Pennsylvania State Battalion, Minifigs, a combination of 1st and 2nd generation castings

Von Donop's Hessian Musketeers. I believe the figures are SYW Prussians from Revell.

Hessian Jaegers from BandBminiatures in the UK.

Von Donop and the  Von Linsingen Grenadiers prepare to advance.

The British Grenadier battalion with some the Light Bobs to their flank. The Grenadiers are Irregular Miniatures in 20mm.

My Light Bobs are from Musket Miniatures. They were marketed as 25mm. It was a fine line. The current owner of the line does not appear interested in making them available.

The British center. The two Grenadier Battalions would not get much further. The British center\right simply absorbed punishment while inflicting little of their own for most of the game. The exception was the Jaegers who always seem to be annoying and effective.

Von Donop's Regiment was large which allowed them to stand their ground for a ling time. It was better than nothing!

Although these units were not upgraded they performed as is they were! Bully!

American deployment. The unit on the bottom of the picture is Smallwood's Maryland Regiment.

Smallwood's Regiment did take some losses from the Jaegers. Eventually the Jaegers were destroyed by Smallwood's famous unit.

Continentals was a fine line of miniatures. The standards bearer is a Minifig.

Von Donop is taking heavy casualties from Hazlet. Close order first fires can be devastating!

The Light Bobs are hurting the New York Continentals toward the top of the picture. At the is point the American player was worried because British reinforcements would enter to the left of the successful Light Bobs.

Two Foot Regiments and the Tory Militia arrive. Their advance activation was terrible despite the presence of the command figure on the far right of their line. The figures are Airfix, Scruby and Irregular. My collection is rather eclectic. 

1\2 strength for Von Donop and the British Grenadiers. Grenadiers are shock and get a bonus in fighting for it. Closing with the enemy is the challenge.

The Hessian Jaeger's hurt Smallwood but not fatally. The American command figure was rightly attached to this famous unit. He is the figure on the far right of the line firing the pistol.

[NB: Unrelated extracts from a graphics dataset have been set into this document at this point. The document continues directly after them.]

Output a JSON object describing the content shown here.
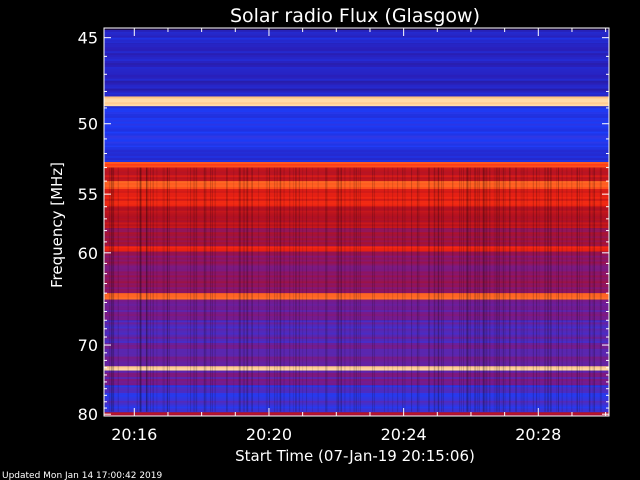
{
  "chart_data": {
    "type": "heatmap",
    "title": "Solar radio Flux (Glasgow)",
    "xlabel": "Start Time (07-Jan-19 20:15:06)",
    "ylabel": "Frequency [MHz]",
    "x_ticks": [
      "20:16",
      "20:20",
      "20:24",
      "20:28"
    ],
    "x_tick_minutes": [
      16,
      20,
      24,
      28
    ],
    "xlim_minutes": [
      15.1,
      30.1
    ],
    "y_ticks": [
      45,
      50,
      55,
      60,
      70,
      80
    ],
    "ylim": [
      44.5,
      80.3
    ],
    "y_scale": "reciprocal",
    "colormap": [
      "#1a0a3a",
      "#2c1cb0",
      "#1a40ff",
      "#7a1a8a",
      "#b01020",
      "#ff2a10",
      "#ff8a30",
      "#ffe0b0"
    ],
    "bands": [
      {
        "from": 44.6,
        "to": 45.3,
        "level": 0.2
      },
      {
        "from": 45.3,
        "to": 48.3,
        "level": 0.18
      },
      {
        "from": 48.3,
        "to": 48.9,
        "level": 0.98
      },
      {
        "from": 48.9,
        "to": 50.5,
        "level": 0.25
      },
      {
        "from": 50.5,
        "to": 51.6,
        "level": 0.28
      },
      {
        "from": 51.6,
        "to": 52.6,
        "level": 0.2
      },
      {
        "from": 52.6,
        "to": 53.0,
        "level": 0.75
      },
      {
        "from": 53.0,
        "to": 54.0,
        "level": 0.62
      },
      {
        "from": 54.0,
        "to": 54.6,
        "level": 0.8
      },
      {
        "from": 54.6,
        "to": 56.0,
        "level": 0.66
      },
      {
        "from": 56.0,
        "to": 57.8,
        "level": 0.58
      },
      {
        "from": 57.8,
        "to": 59.4,
        "level": 0.52
      },
      {
        "from": 59.4,
        "to": 59.9,
        "level": 0.7
      },
      {
        "from": 59.9,
        "to": 64.0,
        "level": 0.48
      },
      {
        "from": 64.0,
        "to": 64.7,
        "level": 0.82
      },
      {
        "from": 64.7,
        "to": 67.0,
        "level": 0.42
      },
      {
        "from": 67.0,
        "to": 70.0,
        "level": 0.38
      },
      {
        "from": 70.0,
        "to": 72.8,
        "level": 0.4
      },
      {
        "from": 72.8,
        "to": 73.4,
        "level": 0.97
      },
      {
        "from": 73.4,
        "to": 75.5,
        "level": 0.42
      },
      {
        "from": 75.5,
        "to": 79.7,
        "level": 0.33
      },
      {
        "from": 79.7,
        "to": 80.3,
        "level": 0.55
      }
    ]
  },
  "footer": {
    "updated": "Updated Mon Jan 14 17:00:42 2019"
  }
}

The PA State BN would eventually rout and that would mark British high tide. The NY Continentals in the picture are suffering too. It was the best opportunity the British had to turn the American flank. 

As noted earlier Light Infantry in Rebels and Patriots are probably the most versatile units in the game. My unit did as well as could be expected unit they reached 1\2 strength. In Rebels and Patriots once a unit reaches 1\2 strength it receives a permanent disorder marker that cannot be removed.

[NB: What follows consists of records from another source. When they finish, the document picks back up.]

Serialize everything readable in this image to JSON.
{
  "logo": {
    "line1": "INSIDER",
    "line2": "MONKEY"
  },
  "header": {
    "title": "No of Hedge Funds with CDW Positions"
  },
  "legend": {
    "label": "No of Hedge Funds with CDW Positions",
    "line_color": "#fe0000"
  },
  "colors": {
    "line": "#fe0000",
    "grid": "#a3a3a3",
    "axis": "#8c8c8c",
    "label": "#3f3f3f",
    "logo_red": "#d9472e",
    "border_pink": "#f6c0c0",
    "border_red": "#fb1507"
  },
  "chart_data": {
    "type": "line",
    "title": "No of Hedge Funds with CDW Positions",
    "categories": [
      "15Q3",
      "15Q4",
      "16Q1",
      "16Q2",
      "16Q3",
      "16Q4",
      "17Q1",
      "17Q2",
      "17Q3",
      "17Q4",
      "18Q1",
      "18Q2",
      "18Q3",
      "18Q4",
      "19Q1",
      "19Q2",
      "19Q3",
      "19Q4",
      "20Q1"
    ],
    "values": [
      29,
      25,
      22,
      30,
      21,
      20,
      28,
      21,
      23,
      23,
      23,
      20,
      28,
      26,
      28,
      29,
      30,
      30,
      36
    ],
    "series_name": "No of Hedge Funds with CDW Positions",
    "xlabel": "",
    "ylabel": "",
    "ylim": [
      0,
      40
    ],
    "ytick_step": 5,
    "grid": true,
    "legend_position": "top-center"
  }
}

George Washington, there for looks, gazes upon Hazlet's Regiment  that is perfuming as if they were the Grenadier Guards.

I had high hopes for Von Linsingen's Grenadiers but al they could do is plus the gap as units routed all around them.

The American right was refused given the fact it was to be outflanked.

This looks intimidating but I had a terrible time getting them to work together and as a result a potential crushing blow was negated and the units went in piecemeal.

End of game position of the flanking force. The British center and right had been gutted by now. The Americans still had five units way too many for the flanking force to deal with. Stirling's Brigade held all of it's ground and even advanced a bit giving the British\Hessians a severe drubbing. 


Jonathan Freitag said...

Beautiful AWI collection and fine looking game!

Bruce Roeder said...

As always Jonathan, thank you for the kind words.